Willem Defoe Joins Guillermo del Toro's Psychological Horror Thriller NIGHTMARE ALLEY

Willem Dafoe is set to join Bradley Cooper, Cate Blanchett, and Rooney Mara in director Guillermo del Toro’s upcoming film Nightmare Alley.

The movie is based on the 1946 novel which tells the story of an “ambitious young con-man who hooks up with a female psychiatrist who is even more corrupt than he is. At first, they enjoy success fleecing people with their mentalist act, but then she turns the table on him, out-manipulating the manipulator.”

Dafoe will play “the head barker at a traveling carnival who gives Bradley Cooper’s character a job, ushering him into a world of show biz and grifting.” I love Dafoe, and it’s great to see him jump on board a Del Toro movie!

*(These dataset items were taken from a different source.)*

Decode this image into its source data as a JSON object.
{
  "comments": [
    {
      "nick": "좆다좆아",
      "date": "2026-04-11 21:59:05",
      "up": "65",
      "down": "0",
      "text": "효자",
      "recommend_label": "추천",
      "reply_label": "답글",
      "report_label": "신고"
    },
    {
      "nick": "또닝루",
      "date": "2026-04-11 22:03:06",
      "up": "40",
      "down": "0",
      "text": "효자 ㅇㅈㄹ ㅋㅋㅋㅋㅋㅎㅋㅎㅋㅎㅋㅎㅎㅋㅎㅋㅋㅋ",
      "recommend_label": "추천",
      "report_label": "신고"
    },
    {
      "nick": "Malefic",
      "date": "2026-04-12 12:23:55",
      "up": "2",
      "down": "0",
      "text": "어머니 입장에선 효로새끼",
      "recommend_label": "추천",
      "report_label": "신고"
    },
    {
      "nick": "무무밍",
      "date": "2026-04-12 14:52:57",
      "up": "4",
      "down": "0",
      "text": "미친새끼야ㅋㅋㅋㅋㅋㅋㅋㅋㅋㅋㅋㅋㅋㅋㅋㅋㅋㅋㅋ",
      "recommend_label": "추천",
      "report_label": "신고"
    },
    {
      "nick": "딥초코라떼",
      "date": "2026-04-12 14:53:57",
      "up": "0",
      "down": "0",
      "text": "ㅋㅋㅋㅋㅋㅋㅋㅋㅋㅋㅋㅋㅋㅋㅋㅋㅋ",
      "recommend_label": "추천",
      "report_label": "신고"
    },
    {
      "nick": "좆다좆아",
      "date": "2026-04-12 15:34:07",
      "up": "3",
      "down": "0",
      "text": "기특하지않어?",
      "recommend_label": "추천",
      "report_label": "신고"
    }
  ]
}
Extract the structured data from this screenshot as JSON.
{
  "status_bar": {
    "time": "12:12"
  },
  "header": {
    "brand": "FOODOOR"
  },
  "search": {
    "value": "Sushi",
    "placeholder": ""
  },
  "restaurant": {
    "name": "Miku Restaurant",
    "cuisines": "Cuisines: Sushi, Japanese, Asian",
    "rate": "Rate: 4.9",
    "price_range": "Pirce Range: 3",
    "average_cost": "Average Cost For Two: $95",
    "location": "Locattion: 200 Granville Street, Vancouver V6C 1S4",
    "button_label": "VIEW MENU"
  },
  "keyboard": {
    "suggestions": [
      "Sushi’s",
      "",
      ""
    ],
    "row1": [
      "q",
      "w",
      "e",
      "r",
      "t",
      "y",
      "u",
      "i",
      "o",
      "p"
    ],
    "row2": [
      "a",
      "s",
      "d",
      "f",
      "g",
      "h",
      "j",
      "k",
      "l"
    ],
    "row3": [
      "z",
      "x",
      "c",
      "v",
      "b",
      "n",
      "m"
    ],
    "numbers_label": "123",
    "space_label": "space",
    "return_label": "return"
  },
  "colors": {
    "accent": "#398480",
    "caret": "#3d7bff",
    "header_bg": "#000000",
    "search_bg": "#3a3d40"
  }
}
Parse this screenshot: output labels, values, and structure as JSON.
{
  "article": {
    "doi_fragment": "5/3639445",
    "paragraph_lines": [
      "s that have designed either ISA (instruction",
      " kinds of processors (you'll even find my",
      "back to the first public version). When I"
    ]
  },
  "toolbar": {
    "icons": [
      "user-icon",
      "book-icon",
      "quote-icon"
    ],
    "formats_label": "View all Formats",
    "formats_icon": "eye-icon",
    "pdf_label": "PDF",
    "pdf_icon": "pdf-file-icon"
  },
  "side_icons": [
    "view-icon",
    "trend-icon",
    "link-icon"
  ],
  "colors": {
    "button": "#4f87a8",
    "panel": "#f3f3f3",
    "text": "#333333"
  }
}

When previously talking about the movie, Del Toro described it as “just a straight, really dark story.” When asked if he could tease anything about the movie, the filmmaker said:

“Well what it is is that book was given to me in 1992 by Ron Perlman before I saw the Tyrone Power movie, and I loved the book. My adaptation that I’ve done with [co-writer] Kim Morgan is not necessarily — the entire book is impossible, it’s a saga. But there are elements that are darker in the book, and it’s the first chance I have — in my short films, I wanted to do noir. It was horror and noir. And now is the first chance I have to do a real ‘underbelly of society’ type of movie. [There are] no supernatural elements. Just a straight, really dark story.”

When asked about the rating of the film, the filmmaker said, “Yes, big R. Like, double R!” So you can expect this thing to be full-on dark Del Toro. The movie also stars Michael Shannon, Richard Jenkins, Ron Perlman, Willem Dafoe, and Mark Povinelli.

Here’s a description of William Lindsay Gresham‘s 1946 novel:

Nightmare Alley begins with an extraordinary description of a freak-show geek—alcoholic and abject and the object of the voyeuristic crowd’s gleeful disgust and derision—going about his work at a county fair. Young Stan Carlisle is working as a carny, and he wonders how a man could fall so low. There’s no way in hell, he vows, that anything like that will ever happen to him.

And since Stan is clever and ambitious and not without a useful streak of ruthlessness, soon enough he’s going places. Onstage he plays the mentalist with a cute bimbo (before long his harried wife), then he graduates to full-blown spiritualist, catering to the needs of the rich and gullible in their well-upholstered homes. It looks like the world is Stan’s for the taking. At least for now.

Are you excited about Del Toro’s next film project?